Already the theory has shown its practical worth. The work last year on modelling Vix and S&P options in a single framework – a problem that has eluded volatility quants for more than a decade – has implications for banks and buy-siders.

Despite sharing the S&P index as their underlying, the implied volatilities of Vix and S&P options differ, which creates discrepancies in modelling frameworks in banks. A bank essentially could end up with two readings for implied volatility.

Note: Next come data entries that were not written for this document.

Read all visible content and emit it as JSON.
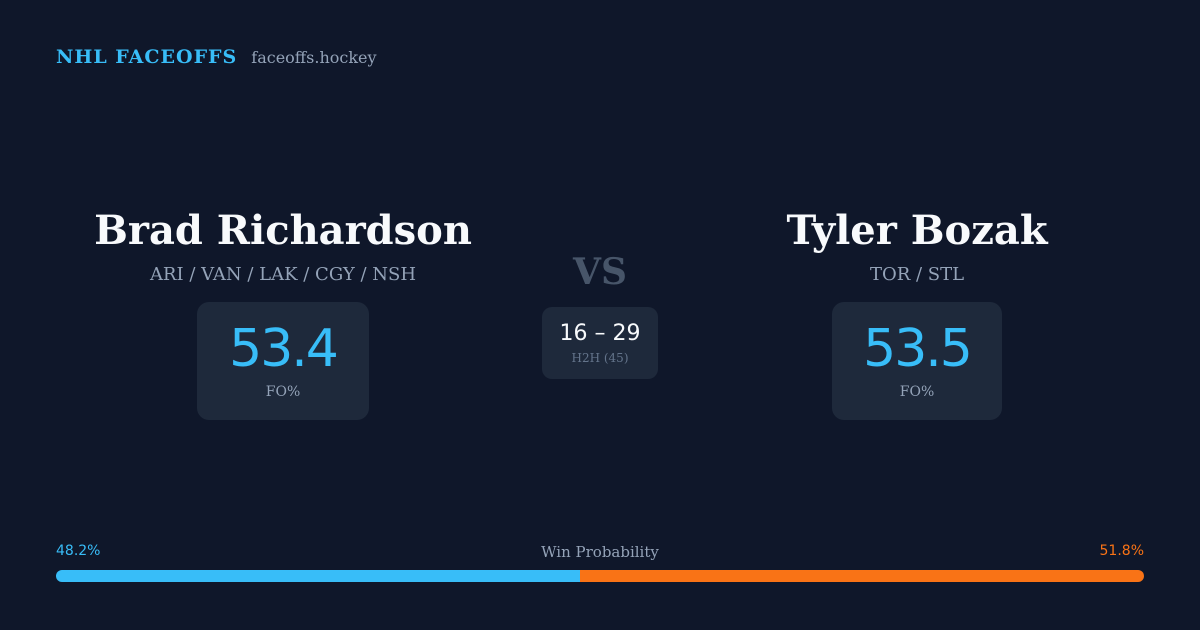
{
  "brand": {
    "title": "NHL FACEOFFS",
    "site": "faceoffs.hockey"
  },
  "player_left": {
    "name": "Brad Richardson",
    "teams": "ARI / VAN / LAK / CGY / NSH",
    "stat_value": "53.4",
    "stat_label": "FO%"
  },
  "player_right": {
    "name": "Tyler Bozak",
    "teams": "TOR / STL",
    "stat_value": "53.5",
    "stat_label": "FO%"
  },
  "versus": {
    "label": "VS",
    "score": "16 – 29",
    "h2h_label": "H2H (45)"
  },
  "win_probability": {
    "label": "Win Probability",
    "left_text": "48.2%",
    "right_text": "51.8%",
    "left_value": 48.2,
    "right_value": 51.8,
    "left_color": "#38bdf8",
    "right_color": "#f97316"
  }
}
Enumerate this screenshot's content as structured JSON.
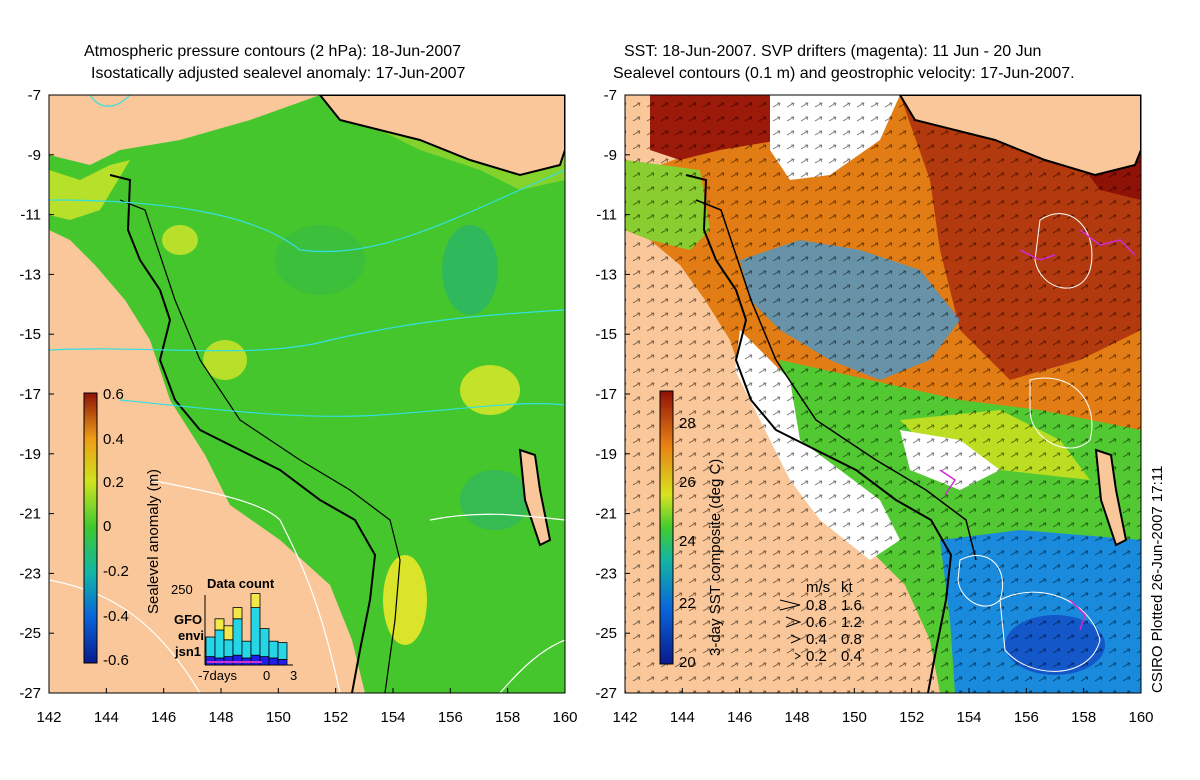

That opens them up to the risk of being arbitraged by hedge funds on trades where one option is used to hedge positions in the other – a very common occurrence.

An accurate model that is able to calibrate the volatility smiles for both options would detect trading opportunities when the two values diverge. “I occasionally used to join our colleagues in sales to visit clients, sophisticated hedge funds, and they would ask me how to exploit those mispricings in the vol market,” says one former head quant at a bank. “Despite trying repeatedly, I did not have a solution.”

Julien Guyon, senior quant at Bloomberg, made a first step in solving the problem when he proved the existence of a condition that a solution must necessarily possess. The condition relates to the comparison between the values of a popular volatility model and that of the instantaneous Vix.

Rosenbaum attended a presentation by Guyon and realised immediately how important the work could be. “I thought the property needed for the solution could be found by working on the quadratic rough Heston model,” he says.

That model in turn is an extension to the rough volatility model and had been introduced in 2019 by Rosenbaum and Omar El Euch, a quantitative trader at Tower Research Capital.

The application of the rough vol model will make the Vix option market become more efficient

Huaming Jin, Luoshu Investments

By April 2020, Gatheral and Rosenbaum, with Paul Jusselin, a PhD student at École Polytechnique, had published a paper in which they tackled the joint calibration of volatility smiles. The solution combines rough volatility and empirical work on the evolution of price trends and volatility through time.

Quant funds are alert to the opportunity such work presents.

Based in Paris, Huaming Jin is co-head of option trading at Luoshu Investments, a Shanghai-headquartered systematic hedge fund that manages 3 billion yuan ($460 million). Luoshu plans to build a US business leveraging the pricing advantage of rough volatility models to trade SPX/Vix options arbitrage, he says. “Later we will be very interested in the Vix option market-making business.”

Several of the hedge fund’s quants studied at École Polytechnique and are familiar with Rosenbaum’s work. In 2019, Rosenbaum visited their office and presented rough volatility models. Since then, Luoshu has worked on applying the models in its business.

Jin says the model allows the firm to better price and hedge derivatives, identify mispricing in option markets and to quote more competitive bid/ask prices. “The application of the rough vol model will make the Vix option market become more efficient,” he predicts.

At this point the new models mostly have been adopted by hedge funds and non-bank market-makers. Banks have been slower movers. But that also may be set to change.

“Many in banks are happy with using local volatility because the whole infrastructure is already there,” Bouchaud says. “Adopting rough volatility is a huge IT challenge. They don’t really see what upside you might get from starting from a clean slate again.”

Machine learning has been proposed as a way to speed up the calibration of the model. And Gatheral and Rosenbaum are planning to enhance the numerical simulation, devising one that is suitable to calibrate all versions of their model.

For a process with a memory component — that is to say, one where the past steers the path of future outputs — such a task is challenging but possible.

“I believe we are close,” Gatheral says. “This project will lead us to a deeper understanding of these models. And with that will come greater simplicity and ultimately more beauty.”